Mark Blumenthal, the “Mystery Pollster,” writing at Pollster.com, implies several things about SurveyUSA’s Pollster Report Cards that I will address here:
Blumenthal wonders if SurveyUSA uses in its 2008 Pollster Report Cards a measure of poll error that may be cherry-picked to favor SurveyUSA. Blumenthal wonders if SurveyUSA results might be less accurate, compared to other pollsters, if SurveyUSA had used a different measure of poll error.
Here is the context:
Beginning in 1992, SurveyUSA began keeping and publishing side-by-side pollster comparisons. Those are posted prominently on this website.
However: in 2003, SurveyUSA began publishing pollster scorecards that kept track of SurveyUSA election poll performance using every known measure of election poll accuracy.
Shortly after the 2002 Mid-Term Election, SurveyUSA posted to its website an interactive tool that examined every one of SurveyUSA final election poll forecasts against every polling competitor, using every known measure of election poll accuracy. Here is what SurveyUSA wrote when the tool was created and first published in 2003:
SurveyUSA did not want to create possible controversy (or apparent bias) by choosing just one way to measure its performance. SurveyUSA was concerned that others might say SurveyUSA had chosen a method of measurement that showcased SurveyUSA results in a favorable light, while deliberately avoiding a different measure that might have showcased SurveyUSA’s results in a less-favorable light.As a result, SurveyUSA created this Interactive Election Scorecard, which includes all possible ways to measure the precision of competing pollsters. The Scorecard lets you look at SurveyUSA’s performance using the measure (or measures) of your choice.SurveyUSA does better using some measures, worse using other measures. The good and the bad is all here, for your inspection and review.
This “Interactive Election Scorecard” (IES) that SurveyUSA created has been “live” on SurveyUSA’s website for 5 years. There have been no days when an observer could not have seen how SurveyUSA’s election polls stack-up against all others, by any measure.
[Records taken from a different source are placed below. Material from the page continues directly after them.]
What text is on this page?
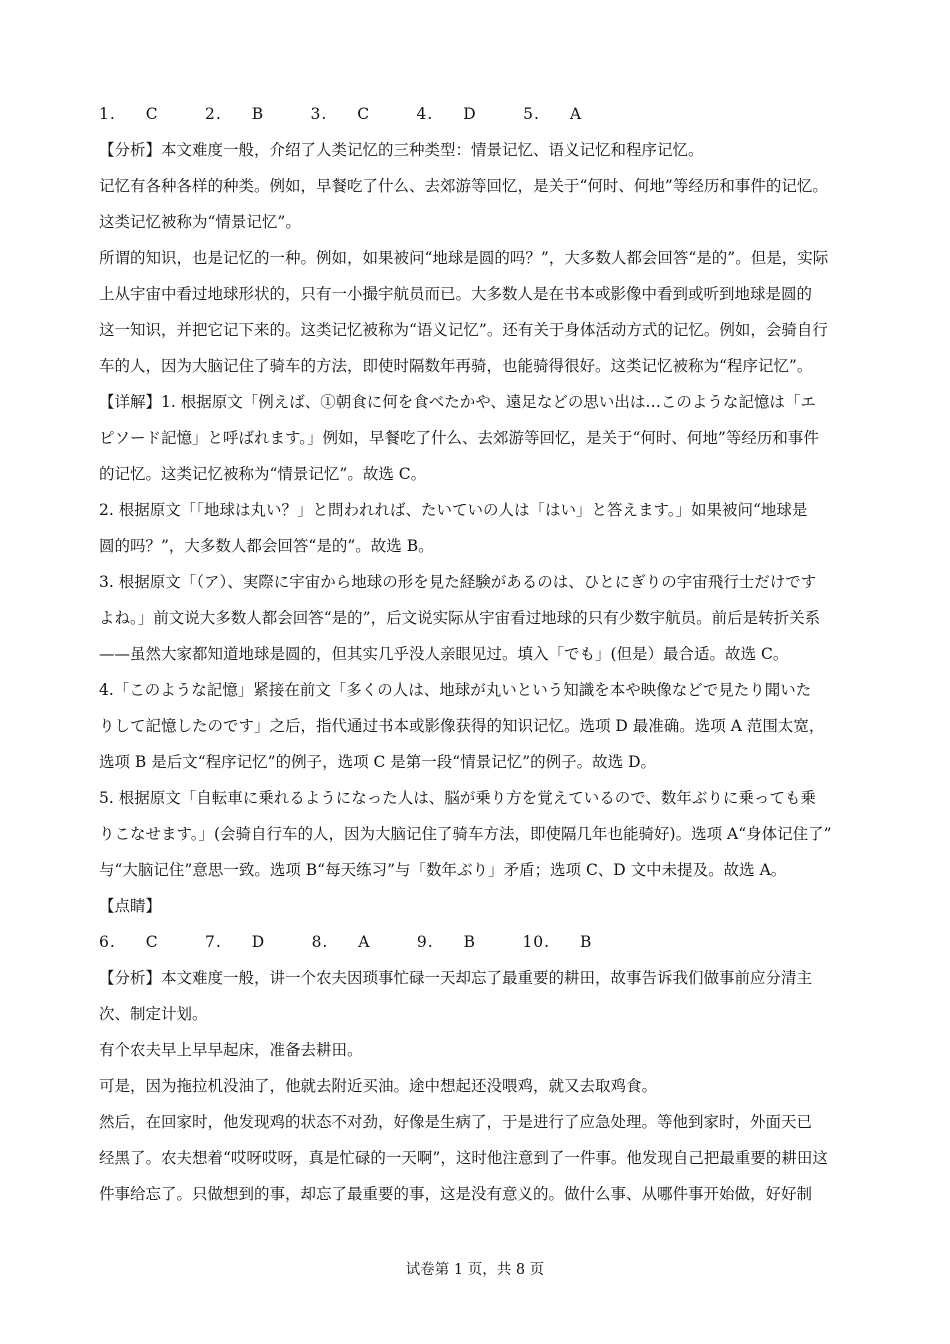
1. C　 2. B　 3. C　 4. D　 5. A
【分析】本文难度一般，介绍了人类记忆的三种类型：情景记忆、语义记忆和程序记忆。
记忆有各种各样的种类。例如，早餐吃了什么、去郊游等回忆，是关于“何时、何地”等经历和事件的记忆。
这类记忆被称为“情景记忆”。
所谓的知识，也是记忆的一种。例如，如果被问“地球是圆的吗？”，大多数人都会回答“是的”。但是，实际
上从宇宙中看过地球形状的，只有一小撮宇航员而已。大多数人是在书本或影像中看到或听到地球是圆的
这一知识，并把它记下来的。这类记忆被称为“语义记忆”。还有关于身体活动方式的记忆。例如，会骑自行
车的人，因为大脑记住了骑车的方法，即使时隔数年再骑，也能骑得很好。这类记忆被称为“程序记忆”。
【详解】1. 根据原文「例えば、①朝食に何を食べたかや、遠足などの思い出は…このような記憶は「エ
ピソード記憶」と呼ばれます。」例如，早餐吃了什么、去郊游等回忆，是关于“何时、何地”等经历和事件
的记忆。这类记忆被称为“情景记忆”。故选 C。
2. 根据原文「「地球は丸い？」と問われれば、たいていの人は「はい」と答えます。」如果被问“地球是
圆的吗？”，大多数人都会回答“是的”。故选 B。
3. 根据原文「（ア）、実際に宇宙から地球の形を見た経験があるのは、ひとにぎりの宇宙飛行士だけです
よね。」前文说大多数人都会回答“是的”，后文说实际从宇宙看过地球的只有少数宇航员。前后是转折关系
——虽然大家都知道地球是圆的，但其实几乎没人亲眼见过。填入「でも」(但是）最合适。故选 C。
4.「このような記憶」紧接在前文「多くの人は、地球が丸いという知識を本や映像などで見たり聞いた
りして記憶したのです」之后，指代通过书本或影像获得的知识记忆。选项 D 最准确。选项 A 范围太宽，
选项 B 是后文“程序记忆”的例子，选项 C 是第一段“情景记忆”的例子。故选 D。
5. 根据原文「自転車に乗れるようになった人は、脳が乗り方を覚えているので、数年ぶりに乗っても乗
りこなせます。」(会骑自行车的人，因为大脑记住了骑车方法，即使隔几年也能骑好)。选项 A“身体记住了”
与“大脑记住”意思一致。选项 B“每天练习”与「数年ぶり」矛盾；选项 C、D 文中未提及。故选 A。
【点睛】
6. C　 7. D　 8. A　 9. B　 10. B
【分析】本文难度一般，讲一个农夫因琐事忙碌一天却忘了最重要的耕田，故事告诉我们做事前应分清主
次、制定计划。
有个农夫早上早早起床，准备去耕田。
可是，因为拖拉机没油了，他就去附近买油。途中想起还没喂鸡，就又去取鸡食。
然后，在回家时，他发现鸡的状态不对劲，好像是生病了，于是进行了应急处理。等他到家时，外面天已
经黑了。农夫想着“哎呀哎呀，真是忙碌的一天啊”，这时他注意到了一件事。他发现自己把最重要的耕田这
件事给忘了。只做想到的事，却忘了最重要的事，这是没有意义的。做什么事、从哪件事开始做，好好制
试卷第 1 页，共 8 页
The IES tool is indeed interactive, a Microsoft Excel Pivot Table, and allows you to custom-create criteria by which you can evaluate polling firms. The only way to experience the interactivity is to open the tool. But, for those who do not have the time, willingness or know-how to open an Excel workbook across the Internet, the following still-images illustrate what you can see with the tool open (what you actually will see depends on what criteria you select; the display is customized for every user). Since there are 8 separate measures of pollster accuracy, 8 images follow, one for each measure. In order, the still images are:
- Mosteller 1: Mean Error and Standard Deviation
- Mosteller 2: Mean Error and Standard Deviation
- Mosteller 3: Mean Error and Standard Deviation
- Mosteller 4: Mean Error and Standard Deviation
- Mosteller 5: Mean Error and Standard Deviation
- Mosteller 6: Mean Error and Standard Deviation
- Traugott: Mean Error and Standard Deviation
- Shipman: Mean Error and Standard Deviation
The tool includes a definition for each measure, and background on Frederick Mosteller.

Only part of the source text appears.